# [APP] HBO GO



## Stardate Tab 10.1 (Dec 31, 2011)

Now working on ICS.

https://play.google.com/store/apps/details?id=com.HBO

Sent from my Galaxy Nexus using Tapatalk 2


----------



## blaineevans (Jul 11, 2011)

Cool story, bro..?

Sent from my Galaxy Nexus using Tapatalk 2


----------



## thedio (Jul 25, 2011)

Woot, can't get enough Game of Thrones!! Amazing show!!

Sent from my GT-i9250 Toro


----------



## housry23 (Aug 25, 2011)

blaineevans said:


> Cool story, bro..?
> 
> Sent from my Galaxy Nexus using Tapatalk 2


I've never understood this kind of comment. I used to see it all the time when I spent more time on the other Android hacking forum, but stuff like this made me find other solutions to get me Roms and what not. That's how I found RootzWiki and I love it, but it just seems like more and more of the same kids are making their way over here. Why even read or post in a thread that you are not interested in? I for one didn't know it was updated to work with ICS and found this thread useful. Just because you don't use something doesn't mean others don't.


----------



## RaptorKC (Jan 6, 2012)

It works great!! Fired up Game of Thrones last episode, bit rate seems low, compressed. But very viewable. Nice find!
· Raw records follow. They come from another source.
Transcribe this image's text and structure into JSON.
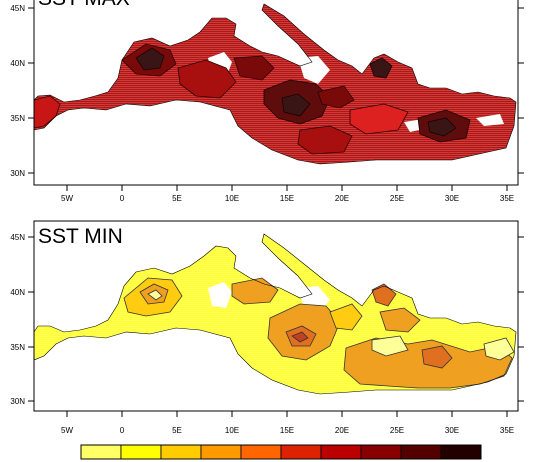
{
  "panels": [
    {
      "title": "SST MAX",
      "lat_ticks": [
        "30N",
        "35N",
        "40N",
        "45N"
      ],
      "lon_ticks": [
        "5W",
        "0",
        "5E",
        "10E",
        "15E",
        "20E",
        "25E",
        "30E",
        "35E"
      ],
      "palette": [
        "#7a0a0a",
        "#a81010",
        "#c81515",
        "#dd2020",
        "#3a1515",
        "#5e0c0c"
      ]
    },
    {
      "title": "SST MIN",
      "lat_ticks": [
        "30N",
        "35N",
        "40N",
        "45N"
      ],
      "lon_ticks": [
        "5W",
        "0",
        "5E",
        "10E",
        "15E",
        "20E",
        "25E",
        "30E",
        "35E"
      ],
      "palette": [
        "#ffff33",
        "#ffcc11",
        "#f0a020",
        "#e07020",
        "#c04020"
      ]
    }
  ],
  "colorbar": {
    "colors": [
      "#ffff66",
      "#ffff00",
      "#ffcc00",
      "#ff9900",
      "#ff6600",
      "#dd2200",
      "#bb0000",
      "#880000",
      "#550000",
      "#220000"
    ]
  }
}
Sent from my Galaxy Nexus using RootzWiki


----------



## yarly (Jun 22, 2011)

Moved to Android General as it's not specifically about the Galaxy Nexus (there are other ICS devices out there).


----------



## Stardate Tab 10.1 (Dec 31, 2011)

Sorry bout that. Was just trying to let my fellow nexus owners in on some info if they haven't heard.

Sent from my Galaxy Nexus using Tapatalk 2


----------



## rodzero (Mar 7, 2012)

killer. this was one app that i was waiting on. i even took time out of my normal wasted time on the web to email hbo to ask them why they werent updating the app. thanks for the heads up.


----------



## blaineevans (Jul 11, 2011)

housry23 said:


> I've never understood this kind of comment. I used to see it all the time when I spent more time on the other Android hacking forum, but stuff like this made me find other solutions to get me Roms and what not. That's how I found RootzWiki and I love it, but it just seems like more and more of the same kids are making their way over here. Why even read or post in a thread that you are not interested in? I for one didn't know it was updated to work with ICS and found this thread useful. Just because you don't use something doesn't mean others don't.
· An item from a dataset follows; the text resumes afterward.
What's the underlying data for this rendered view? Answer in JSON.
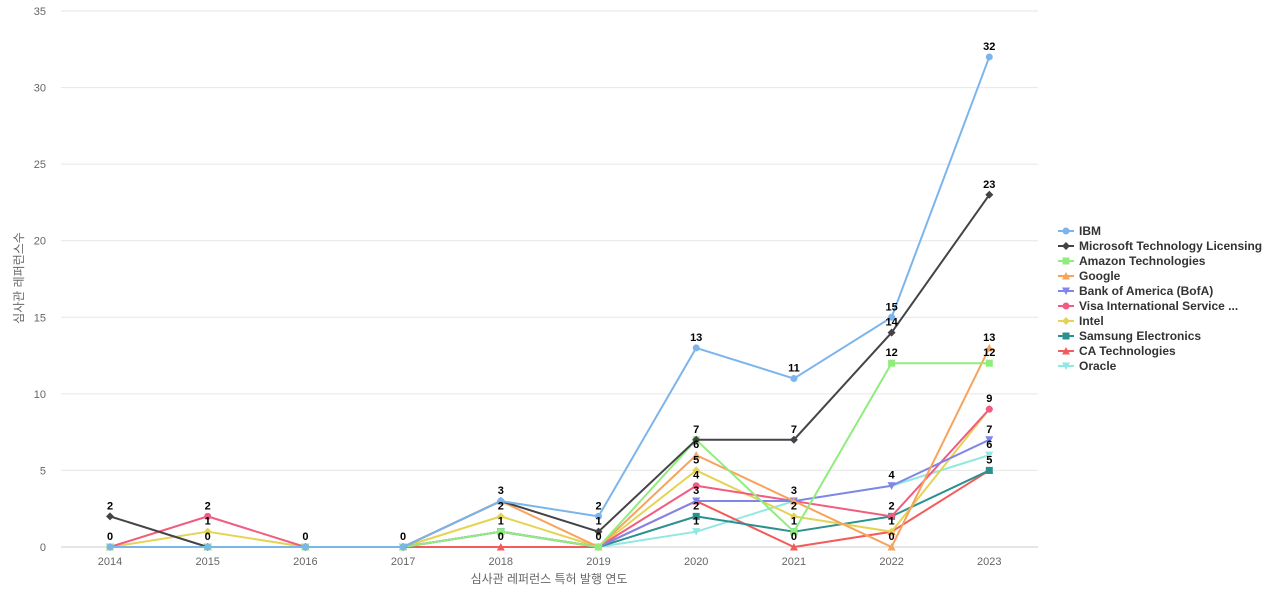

1) It's a comment for lawls.
2) RootzWiki was my first, and really my only Android-based forum.
3) Your comment was also not "really" constructive.
4) The jokes on me, I originally read it as *not* working with ICS, which led me to the aforementioned post.
5) Touché.









Sent from my Galaxy Nexus using Tapatalk 2


----------



## execute.method (Sep 7, 2011)

housry23 said:


> I've never understood this kind of comment. I used to see it all the time when I spent more time on the other Android hacking forum, but stuff like this made me find other solutions to get me Roms and what not. That's how I found RootzWiki and I love it, but it just seems like more and more of the same kids are making their way over here. Why even read or post in a thread that you are not interested in? I for one didn't know it was updated to work with ICS and found this thread useful. Just because you don't use something doesn't mean others don't.


Here ya go:
http://knowyourmeme.com/memes/cool-story-bro

Sent from my (*) using Tapafux.


----------



## housry23 (Aug 25, 2011)

execute.method said:


> Here ya go:
> http://knowyourmeme..../cool-story-bro
> 
> Sent from my (*) using Tapafux.


Lol! Thanks for the link! def got a good laugh out of that


----------



## malarks26 (May 31, 2012)

Anybody know when the HBO GO app will be available on te HP Touchpad with Cyanogenmod 9 Alpha 2 installed? 
in Google Play it says my device is not compatibe with the app.


----------